On Dec 6, 8:08 am, "Edward K. Ream" <[EMAIL PROTECTED]> wrote:

> The colorizer should work as soon as jeditColorizer.setTag calls
> QSyntaxHighlighter.setFormat.  We are close.
> In particular, setTag is being called with the proper tags and index ranges.

Well, the holes in QSyntaxHighlighter are starting to become quite an
obstacle.

Here is the docs for setFormat:

QQQ
QSyntaxHighlighter.setFormat (self, int start, int count,
QTextCharFormat format)

This function is applied to the syntax highlighter's current text
block (i.e. the text that is passed to the highlightBlock() function).
QQQ

In other words, 'start' is a *line* offset, not a global offset into
the entire text.  This causes a major problem, because the pattern
matchers all deal with global offsets.

Another problem is that the state returned by previousBlockState is an
int, not a general data structure.

Here is the situation as I see it:

1. We could create a state dict that associates a state with an
arbitrary data structure.  To make this work, the "states" must in
essence be a unique key.
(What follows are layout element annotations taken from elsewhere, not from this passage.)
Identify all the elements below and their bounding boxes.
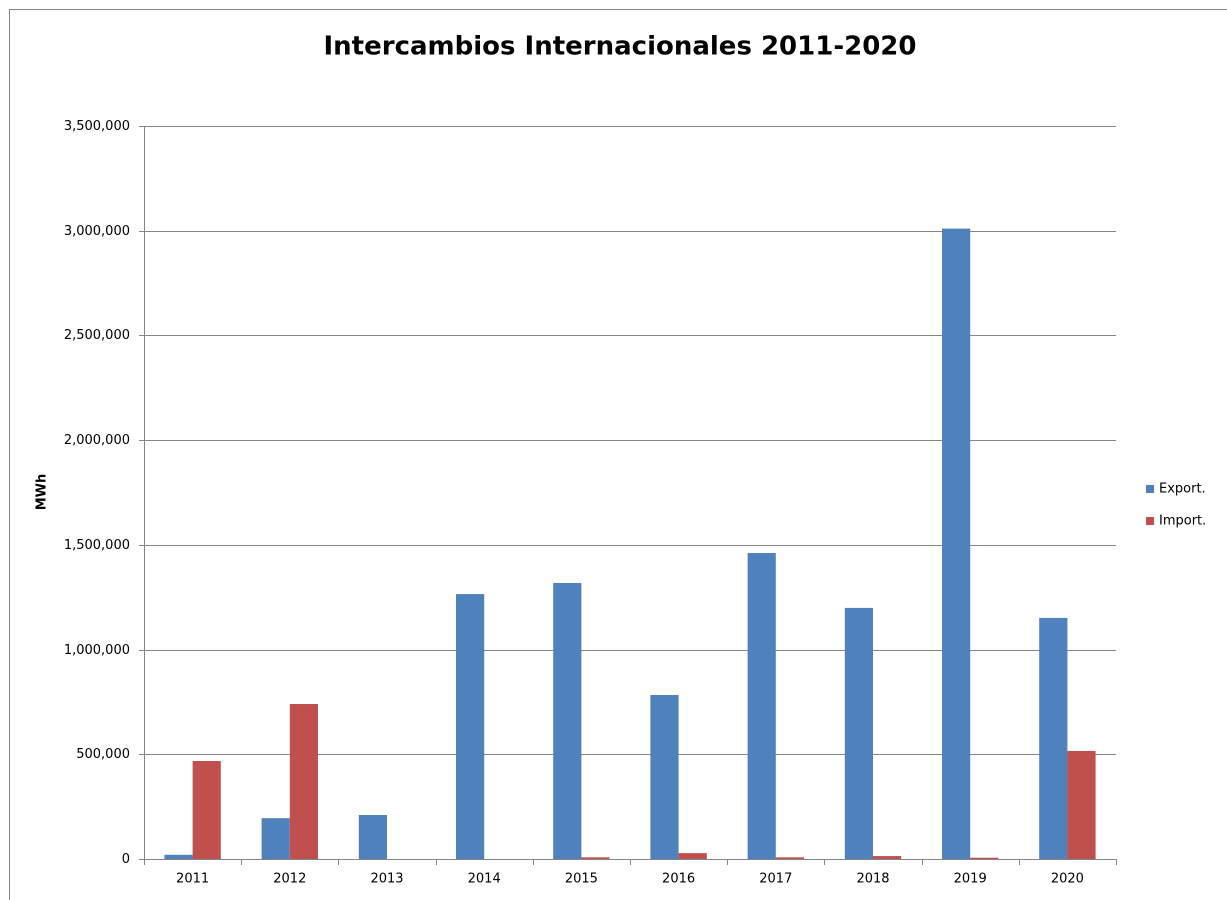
- y-axis-label: MWh: [35, 474, 50, 511]
- x-tick-label: 2013: [370, 872, 403, 887]
- y-tick-label: 1,000,000: [64, 643, 130, 658]
- bar: [164, 854, 193, 859]
- bar: [844, 607, 873, 859]
- bar: [289, 704, 318, 859]
- bar: [192, 760, 221, 859]
- y-tick-label: 2,500,000: [64, 328, 130, 343]
- chart-title: Intercambios Internacionales 2011-2020: [324, 32, 917, 62]
- x-tick-label: 2017: [759, 872, 792, 887]
- y-tick-label: 0: [122, 852, 130, 867]
- bar: [1067, 750, 1096, 859]
- bar: [261, 818, 290, 859]
- bar: [873, 856, 902, 859]
- x-tick-label: 2015: [565, 872, 598, 887]
- y-tick-label: 3,500,000: [64, 119, 130, 134]
- x-tick-label: 2020: [1051, 872, 1084, 887]
- legend-swatch: [1146, 517, 1154, 525]
- x-tick-label: 2014: [468, 872, 501, 887]
- bar: [775, 857, 804, 859]
- x-tick-label: 2012: [273, 872, 306, 887]
- bar: [456, 594, 485, 859]
- y-tick-label: 500,000: [76, 747, 130, 762]
- chart-frame: [9, 9, 1227, 900]
- y-tick-label: 2,000,000: [64, 433, 130, 448]
- bar: [1039, 617, 1068, 859]
- bar: [358, 815, 387, 859]
- bar: [970, 857, 999, 859]
- y-tick-label: 3,000,000: [64, 224, 130, 239]
- bar: [678, 853, 707, 859]
- x-tick-label: 2011: [176, 872, 209, 887]
- bar: [942, 228, 971, 859]
- bar: [553, 582, 582, 859]
- bar: [747, 553, 776, 859]
- x-tick-label: 2018: [856, 872, 889, 887]
- y-tick-label: 1,500,000: [64, 538, 130, 553]
- legend-label: Import.: [1159, 514, 1206, 529]
- legend-label: Export.: [1159, 482, 1206, 497]
- legend-swatch: [1146, 485, 1154, 493]
- x-tick-label: 2019: [954, 872, 987, 887]
- x-tick-label: 2016: [662, 872, 695, 887]
- bar: [581, 857, 610, 859]
- bar: [650, 695, 679, 859]
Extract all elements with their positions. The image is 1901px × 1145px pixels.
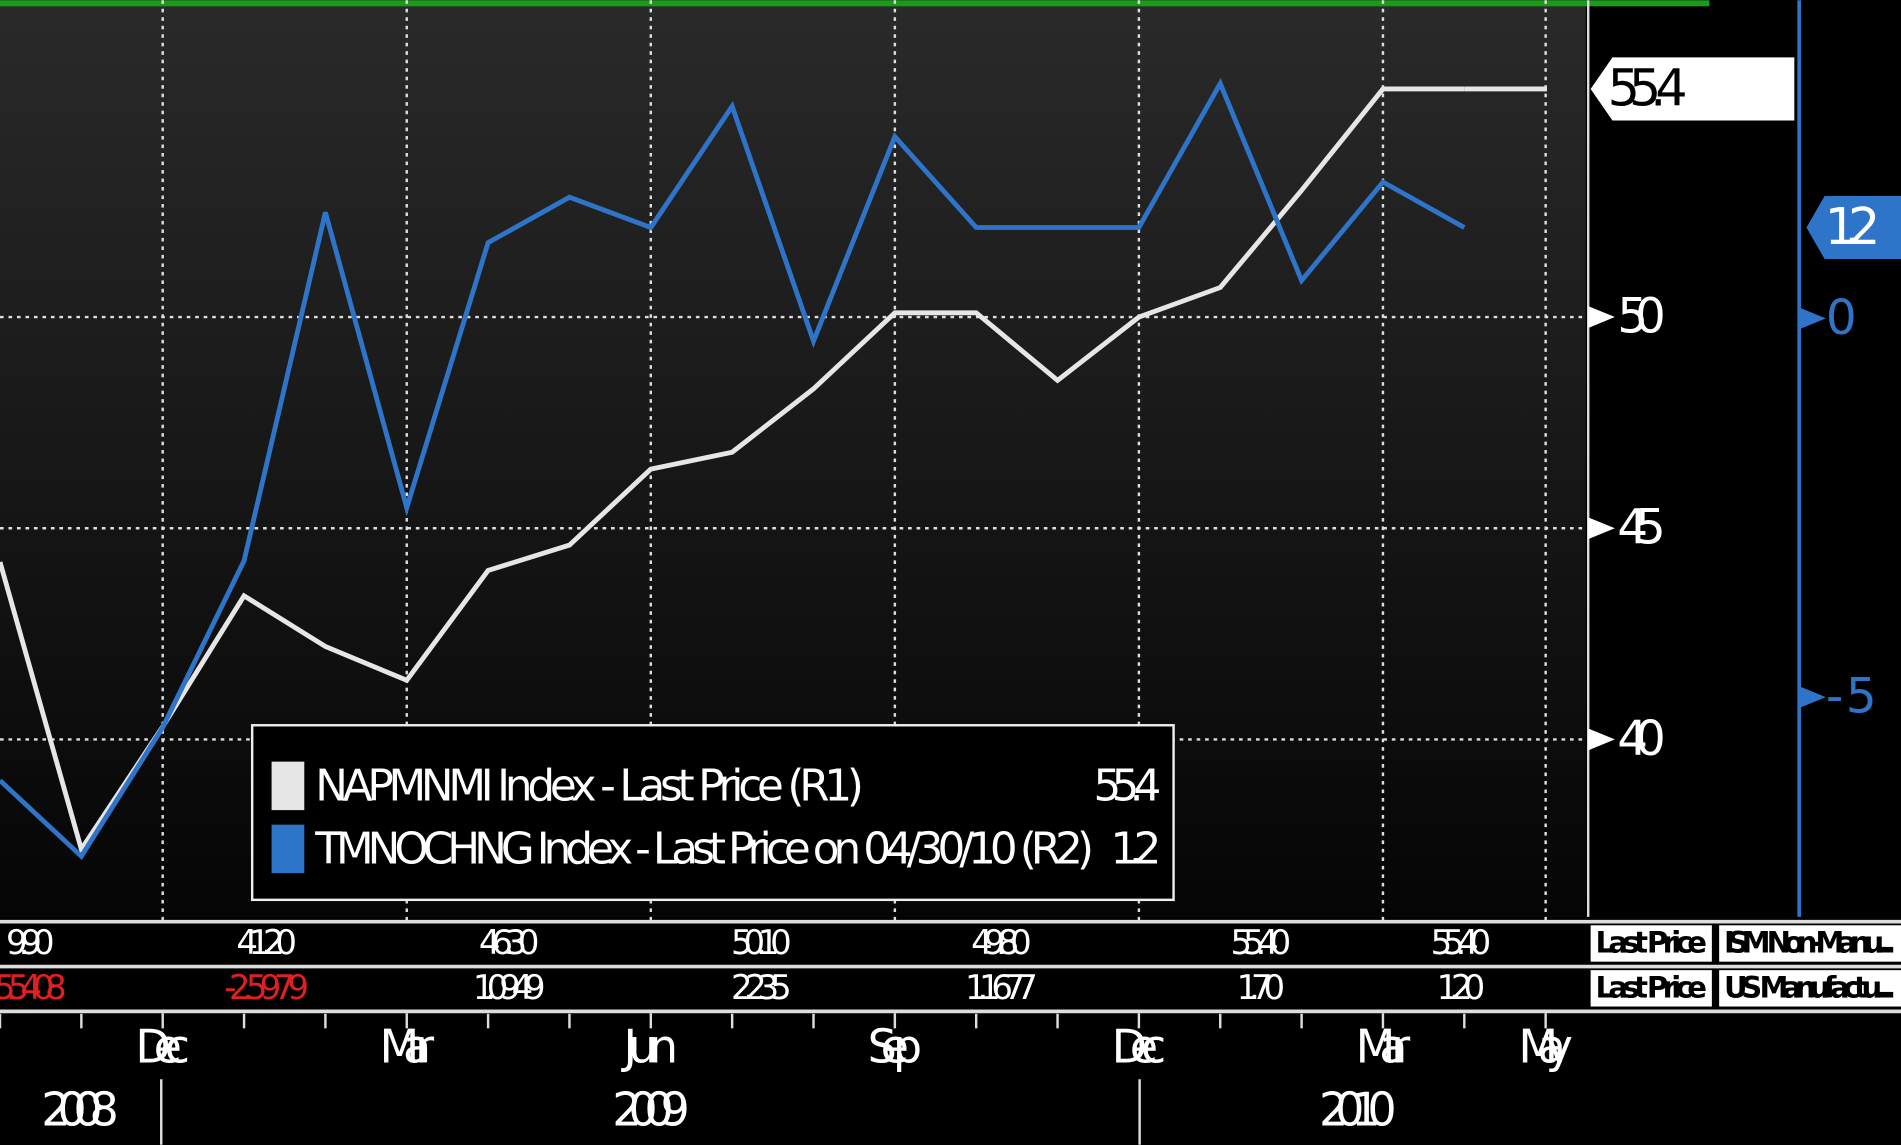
- x-tick-label: May: [1518, 1020, 1573, 1074]
- tick-mark: [1799, 686, 1826, 709]
- legend-value: 55.4: [1094, 760, 1162, 811]
- table-name-box: [1719, 970, 1901, 1007]
- table-cell: 55.40: [1231, 923, 1292, 963]
- table-row-label: Last Price: [1595, 926, 1707, 960]
- y-tick-label: 50: [1617, 288, 1665, 344]
- table-row-name: ISM Non-Manu...: [1724, 926, 1896, 960]
- x-tick-label: Sep: [868, 1020, 923, 1074]
- legend-label: TMNOCHNG Index - Last Price on 04/30/10 …: [314, 823, 1094, 874]
- table-cell: -2.5979: [224, 968, 309, 1008]
- table-row: [0, 966, 1901, 1011]
- y2-tick-label: 0: [1826, 290, 1857, 346]
- value-tag: [1806, 195, 1901, 260]
- table-cell: 1.0949: [473, 968, 546, 1008]
- year-label: 2008: [41, 1083, 119, 1137]
- x-tick-label: Mar: [379, 1020, 434, 1074]
- tick-mark: [1799, 307, 1826, 330]
- table-cell: 46.30: [479, 923, 540, 963]
- table-cell: 49.80: [971, 923, 1032, 963]
- y2-tick-label: -5: [1826, 669, 1877, 725]
- table-cell: 1.20: [1437, 968, 1485, 1008]
- table: 9.90 41.20 46.30 50.10 49.80 55.40 55.40 Last P…: [0, 919, 1901, 1014]
- x-tick-label: Dec: [1112, 1020, 1167, 1074]
- table-cell: 50.10: [731, 923, 792, 963]
- table-cell: 9.90: [6, 923, 54, 963]
- y-tick-label: 45: [1617, 500, 1665, 556]
- series-line: [0, 86, 1465, 855]
- tick-mark: [1588, 517, 1615, 540]
- table-label-box: [1590, 970, 1712, 1007]
- tick-mark: [1588, 306, 1615, 328]
- value-tag-label: 1.2: [1825, 198, 1881, 257]
- value-tag: [1590, 57, 1795, 121]
- lines: [0, 78, 1466, 860]
- legend-box: [250, 724, 1175, 902]
- table-row-name: US Manufactu...: [1724, 971, 1896, 1005]
- tick-mark: [1588, 728, 1615, 751]
- x-tick-label: Mar: [1356, 1020, 1411, 1074]
- table-row: [0, 921, 1901, 966]
- legend-swatch: [271, 761, 305, 811]
- table-cell: 55.40: [1431, 923, 1492, 963]
- legend: NAPMNMI Index - Last Price (R1) 55.4TMNOC…: [250, 724, 1175, 902]
- table-cell: 1.1677: [965, 968, 1038, 1008]
- top-border: [0, 0, 1710, 7]
- table-row-label: Last Price: [1595, 971, 1707, 1005]
- y-tick-label: 40: [1617, 711, 1665, 767]
- legend-label: NAPMNMI Index - Last Price (R1): [315, 760, 864, 811]
- year-label: 2009: [612, 1083, 690, 1137]
- series-line: [0, 78, 1466, 860]
- x-tick-label: Dec: [135, 1020, 190, 1074]
- table-name-box: [1719, 925, 1901, 962]
- legend-value: 1.2: [1111, 823, 1162, 874]
- year-label: 2010: [1319, 1083, 1397, 1137]
- table-cell: 5.5408: [0, 968, 67, 1008]
- table-label-box: [1590, 925, 1712, 962]
- axes: 40 45 50 -5 0 Dec Mar Jun Sep Dec Mar May 2008 2009 20…: [0, 57, 1901, 1145]
- table-cell: 2.235: [731, 968, 792, 1008]
- legend-swatch: [271, 824, 305, 874]
- x-tick-label: Jun: [621, 1020, 679, 1074]
- value-tag-label: 55.4: [1608, 59, 1688, 118]
- table-cell: 41.20: [236, 923, 297, 963]
- table-cell: 1.70: [1237, 968, 1285, 1008]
So the colorizer will assign new int keys
when a line is first colorized, that is, when previousBlockState
returns -1.  These keys are *not* line numbers, they are simply
"allocated" as needed.

The state dict could contain info such as a) the offset of the
beginning of the line and b) a good restart point for the pattern
matcher methods.

2. The big problem happens when the user inserts one or more lines.
The question is, what will previousBlockState return?  If it returns
-1 we *might* be justified in assuming there is no previous line, in
which case we can deduce that the global offset is 0.  All following
changed lines *might* have previousBlockState != -1, because *we have
just colorized* the previous lines.

I'll have to experiment with this.  If this is what happens there
*might* be a way around the holes. I love this stuff :-)

To repeat, the only way to make setFormat work properly is to have a
*foolproof* way of associating global offsets with line offsets.  If
this isn't possible, I shall have to ask the Qt people for help.  It
would actually be quite easy for them to provide it: just pass the
global offset of the start of the block as an arg to highlightBlock.